Don’t be mistaken, “Parasite” is not an inaccessible foreign art film. The movie does have subtitles, which can turn off some, but there are many positives that outweigh the mild adjustment that some may feel if they have not taken in much subtitled media.
Throughout the movie, “Parasite” keeps some levity to break up the tension and bring more humanity to the story. Alongside the humor, when the tension appears, the stakes ramp up to 11. While the film does so much at any given time, it doesn’t dance around the plot with abstract ideas or obscure stylistic choices.

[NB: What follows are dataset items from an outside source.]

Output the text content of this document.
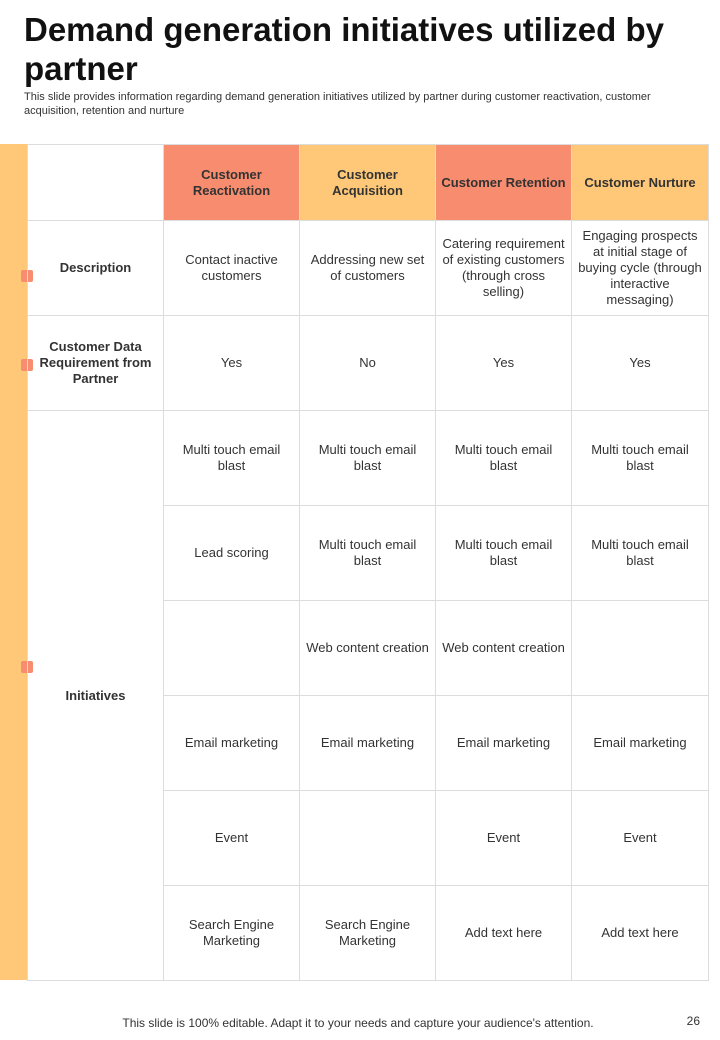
Demand generation initiatives utilized by partner

This slide provides information regarding demand generation initiatives utilized by partner during customer reactivation, customer acquisition, retention and nurture

	Customer Reactivation	Customer Acquisition	Customer Retention	Customer Nurture
Description	Contact inactive customers	Addressing new set of customers	Catering requirement of existing customers (through cross selling)	Engaging prospects at initial stage of buying cycle (through interactive messaging)
Customer Data Requirement from Partner	Yes	No	Yes	Yes
Initiatives	Multi touch email blast	Multi touch email blast	Multi touch email blast	Multi touch email blast
	Lead scoring	Multi touch email blast	Multi touch email blast	Multi touch email blast
		Web content creation	Web content creation	
	Email marketing	Email marketing	Email marketing	Email marketing
	Event		Event	Event
	Search Engine Marketing	Search Engine Marketing	Add text here	Add text here
This slide is 100% editable. Adapt it to your needs and capture your audience's attention.	26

“Parasite” never has a dull moment throughout the entire two hour run time. There are twists and turns with a variety of characters that all have important roles to play. Each character has a unique personality and interacts with each other in a way that demonstrates there is a long history between each of them. While some of the nuance is lost in the transition due to subtitles, the writing is stellar and the translation never felt strange.
“Parasite” is a film that has a message that resonates with any audience and its release this year could not have come at a better time.

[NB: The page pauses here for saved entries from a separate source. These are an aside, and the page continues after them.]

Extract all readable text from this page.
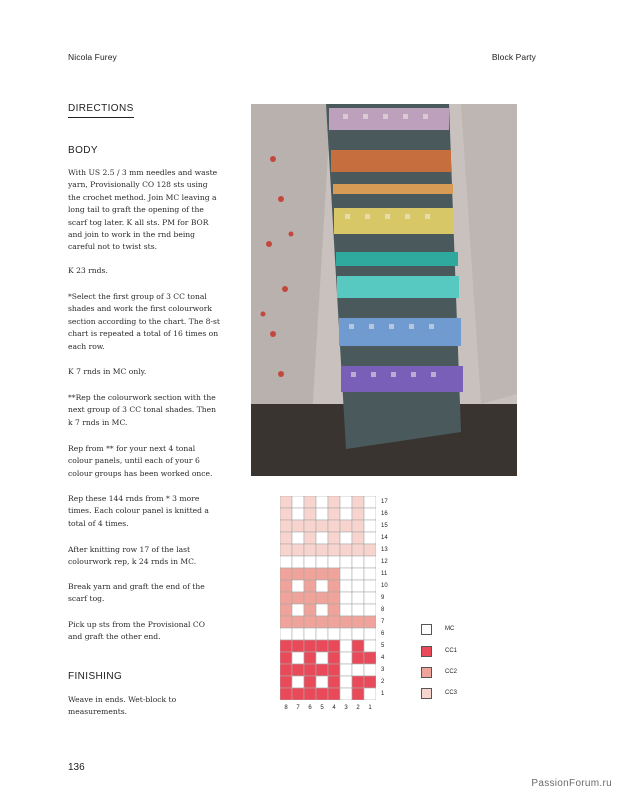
Nicola Furey	Block Party
DIRECTIONS
BODY

With US 2.5 / 3 mm needles and waste yarn, Provisionally CO 128 sts using the crochet method. Join MC leaving a long tail to graft the opening of the scarf tog later. K all sts. PM for BOR and join to work in the rnd being careful not to twist sts.

K 23 rnds.

*Select the first group of 3 CC tonal shades and work the first colourwork section according to the chart. The 8-st chart is repeated a total of 16 times on each row.

K 7 rnds in MC only.

**Rep the colourwork section with the next group of 3 CC tonal shades. Then k 7 rnds in MC.

Rep from ** for your next 4 tonal colour panels, until each of your 6 colour groups has been worked once.

Rep these 144 rnds from * 3 more times. Each colour panel is knitted a total of 4 times.

After knitting row 17 of the last colourwork rep, k 24 rnds in MC.

Break yarn and graft the end of the scarf tog.

Pick up sts from the Provisional CO and graft the other end.

FINISHING

Weave in ends. Wet-block to measurements.

17
16
15
14
13
12
11
10
9
8
7
6
5
4
3
2
1
8	7	6	5	4	3	2	1
MC
CC1
CC2
CC3
136
PassionForum.ru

The film is rich in themes of class, poverty and parasitism. When all is said and done, no one comes out unscathed as well. Every character has their demons and some feed off of each other. What makes this movie special is how director Bong Joon Ho never preaches to his audience. This choice results in the most human movie of this year, which leaves everyone with a slightly different interpretation.
Poverty and the accumulation of wealth is a problem across the world. Cities are divided by walls separating the rich and poor. Cities where those who can’t afford to move out are forced to live in squalor of alleys or worn homes. It is a conversation that is worth having in a constructive manner and it isn’t occurring in America. What “Parasite” does is effectively start that conversation with a well constructed narrative and visual style that hasn’t been matched by any movie this year.
In the aftermath of Thanksgiving family sparring, this movie is worth a watch. It is a unifying experience where anyone on the political spectrum can agree with some of the points the movie decides to make. This movie does so much so remarkably well that anyone who disagrees with the movie should at least agree that it is extremely well made on a technical level.
With such a divided world where important issues can be swept under the rug, “Parasite” shines a light on a side of modern society that doesn’t get enough attention.